- Wirtschaft und Umwelt
- »Leben ganz unten« von Christopher Wimmer
»Das gute Leben ist Ruhe«
Marginalisierung ist vielschichtig. Ein Versuch einer Aufarbeitung mit Betroffenen, abseits von Sozialromantik
Der Rentner Herbert Kieserling isst manchmal ab nachmittags nichts mehr. »Ich bin ja älter, da braucht man nicht mehr so viel«, rechtfertigt er sich. Markus Nordkreuz, als DDR-Bürger nach der Wende nach Süddeutschland ausgewandert, geht selbst mit gebrochenem Zeh der sogenannten Schwarzarbeit nach. Nicht unbedingt, um sich ökonomisch abzusichern, sondern zum Schutz vor sozialer Verachtung. Ihm gelingt es trotzdem nicht, »die gesellschaftliche Wertschätzung zu erhalten, die allein der Lohnarbeit vorbehalten ist«. Helma Keitel, 53 Jahre alt, erwerbs- und obdachlos, fasst die Situation für sich und alle zusammen: »Die Armut bestimmt mein Leben und nicht andersrum.«
Kieserling, Nordkreuz und Keitel heißen tatsächlich anders. Sie sind drei von etwa zwei Dutzend Personen, die Christopher Wimmer für sein Buch »Leben ganz unten. Perspektiven vom Rand der Gesellschaft« in Notunterkünften, Teestuben und an Straßenecken interviewt hat. Wimmer will die Sicht marginalisierter Menschen in Deutschland aufzeigen, ohne Sozialromantik anheimzufallen. Seine Arbeit ist eine verspätete Antwort auf Realityshows wie »Frauentausch«, »Mitten im Leben« und die Bücher von Thilo Sarrazin und Paul Nolte, die ab Mitte der 2000er den Unterschicht-Diskurs prägten.

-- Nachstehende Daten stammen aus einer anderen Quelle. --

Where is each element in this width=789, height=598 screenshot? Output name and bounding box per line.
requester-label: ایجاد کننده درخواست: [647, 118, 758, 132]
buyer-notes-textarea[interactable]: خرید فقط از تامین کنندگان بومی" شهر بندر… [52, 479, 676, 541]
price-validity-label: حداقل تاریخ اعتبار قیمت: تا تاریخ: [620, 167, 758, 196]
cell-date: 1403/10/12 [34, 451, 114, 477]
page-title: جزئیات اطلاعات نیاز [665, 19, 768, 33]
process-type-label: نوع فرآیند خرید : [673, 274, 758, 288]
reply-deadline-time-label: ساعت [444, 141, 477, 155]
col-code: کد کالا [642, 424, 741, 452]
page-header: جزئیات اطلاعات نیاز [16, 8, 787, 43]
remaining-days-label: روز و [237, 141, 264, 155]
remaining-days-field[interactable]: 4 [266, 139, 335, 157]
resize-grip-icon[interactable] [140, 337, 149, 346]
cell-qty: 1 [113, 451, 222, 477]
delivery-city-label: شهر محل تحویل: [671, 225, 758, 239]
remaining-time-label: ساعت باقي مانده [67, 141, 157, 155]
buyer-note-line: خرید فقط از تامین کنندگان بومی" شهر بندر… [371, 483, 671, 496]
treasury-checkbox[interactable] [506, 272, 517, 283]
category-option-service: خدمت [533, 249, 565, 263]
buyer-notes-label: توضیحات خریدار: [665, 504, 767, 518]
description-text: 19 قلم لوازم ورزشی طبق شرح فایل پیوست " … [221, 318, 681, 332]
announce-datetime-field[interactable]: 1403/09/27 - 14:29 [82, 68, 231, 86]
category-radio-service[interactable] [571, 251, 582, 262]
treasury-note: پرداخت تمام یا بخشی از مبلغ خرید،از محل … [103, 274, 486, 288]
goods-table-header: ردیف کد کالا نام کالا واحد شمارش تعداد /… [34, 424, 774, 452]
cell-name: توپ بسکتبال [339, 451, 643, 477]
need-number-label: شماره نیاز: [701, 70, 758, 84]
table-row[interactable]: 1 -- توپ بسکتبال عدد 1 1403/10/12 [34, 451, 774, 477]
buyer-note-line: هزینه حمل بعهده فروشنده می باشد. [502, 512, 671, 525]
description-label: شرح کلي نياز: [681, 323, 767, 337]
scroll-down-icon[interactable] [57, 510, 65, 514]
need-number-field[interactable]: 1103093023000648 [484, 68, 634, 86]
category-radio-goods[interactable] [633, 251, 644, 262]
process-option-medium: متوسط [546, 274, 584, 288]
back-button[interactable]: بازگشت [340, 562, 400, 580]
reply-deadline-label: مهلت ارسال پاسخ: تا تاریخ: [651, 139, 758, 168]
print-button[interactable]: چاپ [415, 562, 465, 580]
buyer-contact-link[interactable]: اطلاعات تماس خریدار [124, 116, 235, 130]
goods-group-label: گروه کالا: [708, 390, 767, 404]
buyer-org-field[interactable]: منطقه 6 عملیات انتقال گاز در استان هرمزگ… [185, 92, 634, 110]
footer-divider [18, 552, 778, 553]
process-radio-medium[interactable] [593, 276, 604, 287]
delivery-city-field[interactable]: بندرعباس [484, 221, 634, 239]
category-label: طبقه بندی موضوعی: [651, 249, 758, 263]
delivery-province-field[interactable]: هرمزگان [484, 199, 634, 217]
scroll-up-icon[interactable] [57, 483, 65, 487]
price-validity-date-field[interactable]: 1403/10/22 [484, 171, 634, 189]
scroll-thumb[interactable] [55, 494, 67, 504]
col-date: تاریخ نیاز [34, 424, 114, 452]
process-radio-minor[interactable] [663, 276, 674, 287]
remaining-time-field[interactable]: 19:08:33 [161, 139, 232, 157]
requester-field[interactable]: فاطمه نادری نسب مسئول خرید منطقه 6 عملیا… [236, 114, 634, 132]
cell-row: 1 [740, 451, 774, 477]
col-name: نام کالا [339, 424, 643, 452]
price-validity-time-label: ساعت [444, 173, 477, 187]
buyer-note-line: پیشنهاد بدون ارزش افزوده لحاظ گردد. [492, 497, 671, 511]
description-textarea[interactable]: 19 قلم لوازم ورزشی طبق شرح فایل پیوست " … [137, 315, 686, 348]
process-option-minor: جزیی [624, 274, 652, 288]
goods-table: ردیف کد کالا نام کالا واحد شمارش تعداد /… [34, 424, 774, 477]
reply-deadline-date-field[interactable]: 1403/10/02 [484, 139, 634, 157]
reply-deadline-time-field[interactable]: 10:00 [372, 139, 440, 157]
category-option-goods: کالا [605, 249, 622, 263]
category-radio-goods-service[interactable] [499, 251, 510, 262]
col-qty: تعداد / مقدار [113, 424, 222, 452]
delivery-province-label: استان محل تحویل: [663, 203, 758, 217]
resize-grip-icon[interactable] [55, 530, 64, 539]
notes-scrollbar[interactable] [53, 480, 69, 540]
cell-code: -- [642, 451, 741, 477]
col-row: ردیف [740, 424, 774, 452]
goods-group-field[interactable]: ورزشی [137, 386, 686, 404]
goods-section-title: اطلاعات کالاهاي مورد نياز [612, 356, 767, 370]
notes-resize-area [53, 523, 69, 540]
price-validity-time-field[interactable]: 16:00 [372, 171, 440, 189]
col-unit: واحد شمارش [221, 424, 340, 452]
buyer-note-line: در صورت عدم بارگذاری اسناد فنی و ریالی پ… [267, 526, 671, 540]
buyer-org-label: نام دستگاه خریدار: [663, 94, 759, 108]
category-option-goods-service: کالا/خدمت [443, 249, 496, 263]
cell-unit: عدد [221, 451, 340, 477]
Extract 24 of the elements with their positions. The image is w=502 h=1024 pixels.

»Die Armut bestimmt mein Leben und nicht andersrum.«
Helma Keitel*
Aus jenem Diskurs werden heute Argumente in der Debatte um das Bürgergeld und die Neue Grundsicherung gezogen, um Sanktionen zu fordern und Armut als selbst verschuldete Situation von Einzelpersonen zu manifestieren, sie also zu marginalisieren. Auch einige der Gesprächspartner*innen von Wimmer greifen das Narrativ auf. Die Erzählung der Eigenverantwortung ermöglicht es ihnen, zumindest auf einer theoretischen Ebene etwas an der eigenen Situation zu ändern, vermutet Wimmer.

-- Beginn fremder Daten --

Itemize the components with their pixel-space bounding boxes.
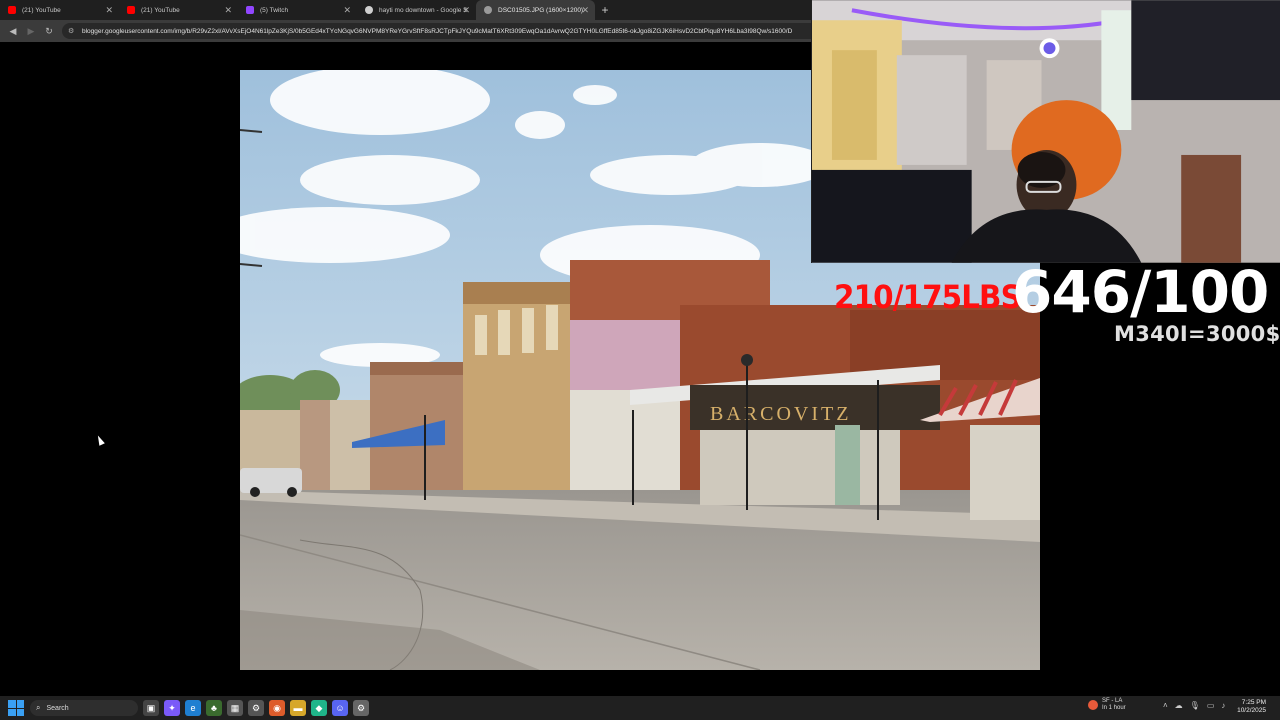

Er begreift Armut dagegen als ein »Produkt von menschlicher Praxis, von Macht und Gehorsam, Herrschaft und Unterdrückung«. Der Staat benötigt arme Menschen demnach als ideologische Rechtfertigung. Sie dient dazu, Betroffene, andere Erwerbslose und Beschäftigte zu disziplinieren. Wimmer schreibt von Erwerbslosigkeit statt von Arbeitslosigkeit, weil ein Leben ohne Arbeitsstelle nicht per se ein Leben ohne Arbeit bedeutet. Die von ihm befragten Menschen leisten »Schwarzarbeit«, unbezahlte Sorgearbeit, sie sammeln Pfandflaschen oder engagieren sich ehrenamtlich.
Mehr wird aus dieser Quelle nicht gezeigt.